A client comes calling to broker1 at port number 9091. Broker1 responds with second item in Pair1 - server-1:9091. All further correspondence between this client and broker1 must use (server-1:9091). This means client must be able to make a connection with the name server-1 at port 9091.
Another client comes calling to broker1 at port number 10091. Broker1 responds with second item in Pair2 : external-name-broker-1.com:10091. All further correspondence between this client and broker1 must use (external-name-broker-1.com:10091). This means client must be able to make a connection with the hostname external-name-broker-1.com at port 10091. This is probably the case with Clients outside of the Kafka LAN.
This also implies that LoadBalancer/Firewall between client and the broker node must allow traffic through port 10091.
Since a client is allowed to connect to any node in the cluster, ALL externally exposed ports must be allowed through the Firewall. In this example, the firewall must allow ports 10091, 10092, 10093.
Other useful fun facts :
- Kafka Topics have partition Leaders. ALL writes for a topic partition go through same Leader node. Leader is the single point of failure and yes, it might become a hot spot if you are unlucky and not watching over your cluster. It's possible for a single node to end up a designated leader for multiple partitions even though other nodes are available to fulfill this role See Leader Skew
- In the same vein, due to unlucky turn of events (node failures and node restarts), it's possible for an uneven partition distribution where a Broker ends up with more than average number of partitions See Broker Skew
- Kafka cluster has a controller Node which has certain operations going through it (and only through it). Another potential single point of failure and hotspot candidate
Good news being, these single points of failures are not clients' responsibilities. Fortunately Kafka (and underlying zookeeper) watch over failing Leaders and work to elect new leaders without any manual intervention. Although, mortals like us must watch for Leader Skews and Broker Skews.
How data is distributed
Data distribution is achieved via breaking a topic into multiple partitions and distributing incoming messages across partitions by keys. As long as your keys are evenly distributed, your data will be evenly distributed across brokers. Once again, the responsibility has been pushed up to the clients.

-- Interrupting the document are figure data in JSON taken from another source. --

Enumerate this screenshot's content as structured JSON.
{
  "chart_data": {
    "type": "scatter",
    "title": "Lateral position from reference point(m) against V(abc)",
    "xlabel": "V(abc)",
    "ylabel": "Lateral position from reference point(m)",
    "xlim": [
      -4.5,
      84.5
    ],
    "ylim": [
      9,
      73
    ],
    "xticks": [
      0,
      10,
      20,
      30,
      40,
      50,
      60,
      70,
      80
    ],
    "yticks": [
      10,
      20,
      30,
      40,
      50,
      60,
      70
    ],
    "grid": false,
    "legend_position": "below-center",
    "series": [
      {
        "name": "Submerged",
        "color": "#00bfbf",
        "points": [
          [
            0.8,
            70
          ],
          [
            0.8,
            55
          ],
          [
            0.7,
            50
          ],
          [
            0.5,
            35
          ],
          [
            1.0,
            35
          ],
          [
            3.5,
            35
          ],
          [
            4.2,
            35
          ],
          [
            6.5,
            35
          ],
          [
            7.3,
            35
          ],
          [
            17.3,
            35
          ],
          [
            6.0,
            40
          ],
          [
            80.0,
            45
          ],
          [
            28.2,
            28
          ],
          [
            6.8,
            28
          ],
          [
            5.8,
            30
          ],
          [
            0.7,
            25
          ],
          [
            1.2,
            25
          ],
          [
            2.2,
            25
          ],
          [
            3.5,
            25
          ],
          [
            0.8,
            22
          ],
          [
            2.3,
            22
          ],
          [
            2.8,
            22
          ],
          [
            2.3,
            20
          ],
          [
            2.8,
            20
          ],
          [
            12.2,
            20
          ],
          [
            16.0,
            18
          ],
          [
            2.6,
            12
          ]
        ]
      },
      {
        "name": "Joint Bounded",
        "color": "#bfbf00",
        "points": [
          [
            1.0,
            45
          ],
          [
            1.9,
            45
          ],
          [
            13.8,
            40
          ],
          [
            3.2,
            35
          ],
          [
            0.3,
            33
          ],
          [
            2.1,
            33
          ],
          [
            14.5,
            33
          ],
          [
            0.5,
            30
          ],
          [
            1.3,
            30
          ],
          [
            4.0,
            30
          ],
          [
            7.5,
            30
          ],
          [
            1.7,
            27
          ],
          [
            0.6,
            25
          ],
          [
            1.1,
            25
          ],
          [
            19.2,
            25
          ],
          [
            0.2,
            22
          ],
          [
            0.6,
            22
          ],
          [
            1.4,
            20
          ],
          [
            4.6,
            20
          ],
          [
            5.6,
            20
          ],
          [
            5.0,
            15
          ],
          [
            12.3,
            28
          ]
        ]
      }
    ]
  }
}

How data Consumers are distributed
One consumer process is assigned to each partition - parallelizing the processing of data. There are lots of nuances regarding what to do when a process dies but in effect, it boils down to watching for death of a consumer (and birth of new consumers) and dynamically reassigning partitions to newly born consumers or remaining consumers in case of a consumer failure.
This is done by the controller node automatically - however the Kafka Admins must watch over for excessive rebalances.